Bankers used chat rooms with colorful names such as ‘Three Way Banana Split’ and ‘Semi Grumpy Old Men’ to exchange sensitive information
By: Patricia Kowsmann in Frankfurt and Margot Patrick in London
Updated May 16, 2019 10:43 a.m. ET
European Union authorities on Thursday fined five global banks a total of €1.07 billion ($1.2 billion) for manipulating the foreign-currency market by exchanging sensitive information and trading plans through online chat rooms to gain financially.
Citigroup Inc., C +2.09% JPMorgan Chase & Co., Barclays BCS +0.43% PLC, Royal Bank of Scotland Group RBS 0.50% PLC and Japan’s MUFG Bank Ltd. are paying between €69.7 million ($78.1 million) and €310.7 million under settlements with the European Commission. UBS Group AG, which in 2013 revealed the existence of two cartels formed by the banks, has received full immunity and avoided €285 million in fines, the commission said.
Citigroup, which is paying the top fine of €310.7 million, and Barclays declined to comment. An RBS spokesman said the fine is a reminder of how badly the bank “lost its way” in the past.
A JPMorgan spokesman said one former employee was involved in the case, adding “we have since made significant control improvements.” A spokeswoman for MUFG said it had taken “a number of measures to prevent this occurring again.”
The manipulation involved 11 currencies, including the euro, U.S. dollar and British pound, and took place between 2007 and 2013. It involved foreign exchange spot order transactions, which are executed on the same day at the prevailing exchange rate.
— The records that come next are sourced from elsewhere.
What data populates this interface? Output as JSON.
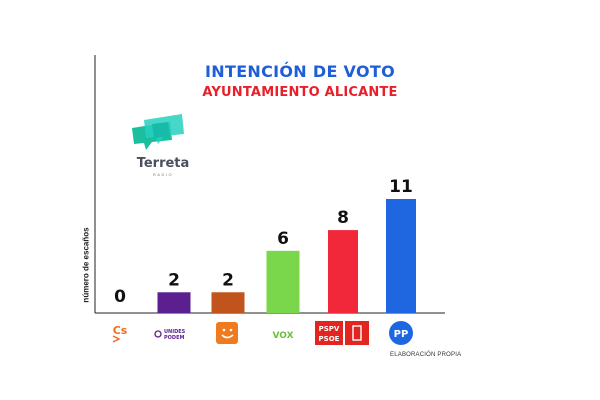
{
  "title": "INTENCIÓN DE VOTO",
  "subtitle": "AYUNTAMIENTO ALICANTE",
  "logo": {
    "name": "Terreta",
    "tagline": "RADIO"
  },
  "credit": "ELABORACIÓN PROPIA",
  "chart_data": {
    "type": "bar",
    "title": "INTENCIÓN DE VOTO",
    "subtitle": "AYUNTAMIENTO ALICANTE",
    "xlabel": "",
    "ylabel": "número de escaños",
    "ylim": [
      0,
      11
    ],
    "grid": false,
    "legend": "none",
    "categories": [
      "Cs",
      "UNIDES PODEM",
      "Compromís",
      "VOX",
      "PSPV PSOE",
      "PP"
    ],
    "values": [
      0,
      2,
      2,
      6,
      8,
      11
    ],
    "colors": [
      "#f56b1f",
      "#5b1f8f",
      "#c0541c",
      "#7ad64a",
      "#f0283a",
      "#1f67e0"
    ],
    "data_labels": [
      "0",
      "2",
      "2",
      "6",
      "8",
      "11"
    ]
  }
}
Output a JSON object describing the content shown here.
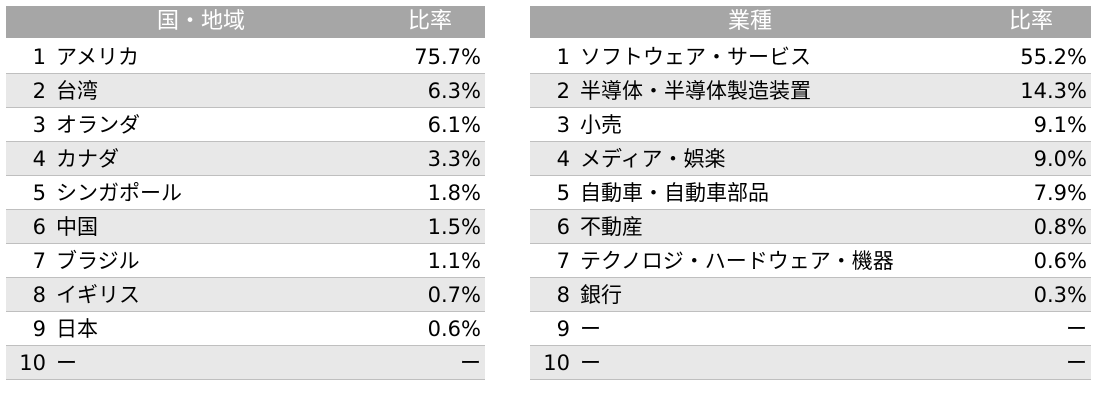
{
  "country_table": {
    "header_name": "国・地域",
    "header_rate": "比率",
    "rows": [
      {
        "num": "1",
        "name": "アメリカ",
        "rate": "75.7%"
      },
      {
        "num": "2",
        "name": "台湾",
        "rate": "6.3%"
      },
      {
        "num": "3",
        "name": "オランダ",
        "rate": "6.1%"
      },
      {
        "num": "4",
        "name": "カナダ",
        "rate": "3.3%"
      },
      {
        "num": "5",
        "name": "シンガポール",
        "rate": "1.8%"
      },
      {
        "num": "6",
        "name": "中国",
        "rate": "1.5%"
      },
      {
        "num": "7",
        "name": "ブラジル",
        "rate": "1.1%"
      },
      {
        "num": "8",
        "name": "イギリス",
        "rate": "0.7%"
      },
      {
        "num": "9",
        "name": "日本",
        "rate": "0.6%"
      },
      {
        "num": "10",
        "name": "ー",
        "rate": "ー"
      }
    ]
  },
  "industry_table": {
    "header_name": "業種",
    "header_rate": "比率",
    "rows": [
      {
        "num": "1",
        "name": "ソフトウェア・サービス",
        "rate": "55.2%"
      },
      {
        "num": "2",
        "name": "半導体・半導体製造装置",
        "rate": "14.3%"
      },
      {
        "num": "3",
        "name": "小売",
        "rate": "9.1%"
      },
      {
        "num": "4",
        "name": "メディア・娯楽",
        "rate": "9.0%"
      },
      {
        "num": "5",
        "name": "自動車・自動車部品",
        "rate": "7.9%"
      },
      {
        "num": "6",
        "name": "不動産",
        "rate": "0.8%"
      },
      {
        "num": "7",
        "name": "テクノロジ・ハードウェア・機器",
        "rate": "0.6%"
      },
      {
        "num": "8",
        "name": "銀行",
        "rate": "0.3%"
      },
      {
        "num": "9",
        "name": "ー",
        "rate": "ー"
      },
      {
        "num": "10",
        "name": "ー",
        "rate": "ー"
      }
    ]
  },
  "colors": {
    "header_bg": "#a6a6a6",
    "header_text": "#ffffff",
    "shade_row": "#e8e8e8",
    "divider": "#bfbfbf"
  }
}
The commission said individual traders at the five banks exchanged information in a way that allowed them to coordinate whether and when to sell and buy the currencies for their advantage.
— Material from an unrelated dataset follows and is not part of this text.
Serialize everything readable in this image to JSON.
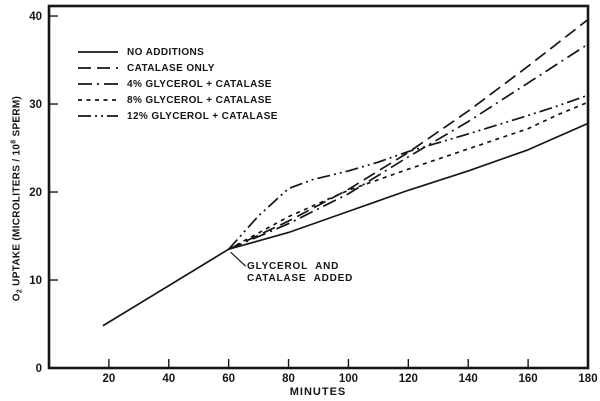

Most of the traders knew each other outside work, the commission said, including from commuting by train into London. The chat rooms, with colorful names such as “Three Way Banana Split” and “Semi Grumpy Old Men,” were kept open on the traders’ screens all day, and they would post regular updates on their trading activities, the commission said.
The European Commission is one of the last global authorities to impose a large fine over behavior in foreign exchange trading markets that first came to light in 2013 and takes the total tab paid by banks over $11 billion. The commission opened an investigation that year but its findings come years after banks settled similar allegations in the U.S. and U.K. The commission said it hasn’t completed its work, though.
“The commission will continue pursuing other ongoing procedures concerning past conduct in the Forex spot trading market,” it said. HSBC Holdings PLC earlier this year said it also had been asked by the European Commission for information around potential coordination in foreign-exchange options trading.
The European Commission has a separate open probe into possible collusion among global banks to manipulate markets of U.S. dollar-denominated supra-sovereign, sovereign and so-called SSA bonds, which are issued by entities like the World Bank and European government agencies.
Online chat rooms, in which traders often showed little interest in covering up their activities, turned into a treasure trove of evidence for investigators.
In 2015, when Barclays, Citigroup, JPMorgan and Royal Bank of Scotland settled a similar forex manipulation case in the U.S. paying over $5 billion in fines, documents showed much of the information exchanged among traders happened in an electronic chat room known by participants as “The Cartel” or “The Mafia.”
Connecticut-based law firm Scott+Scott LLP, which helped secure $2.3 billion in settlements for clients in the U.S. case, said it would begin recovery action in Europe on behalf of non-U.S. pension funds, asset managers and companies.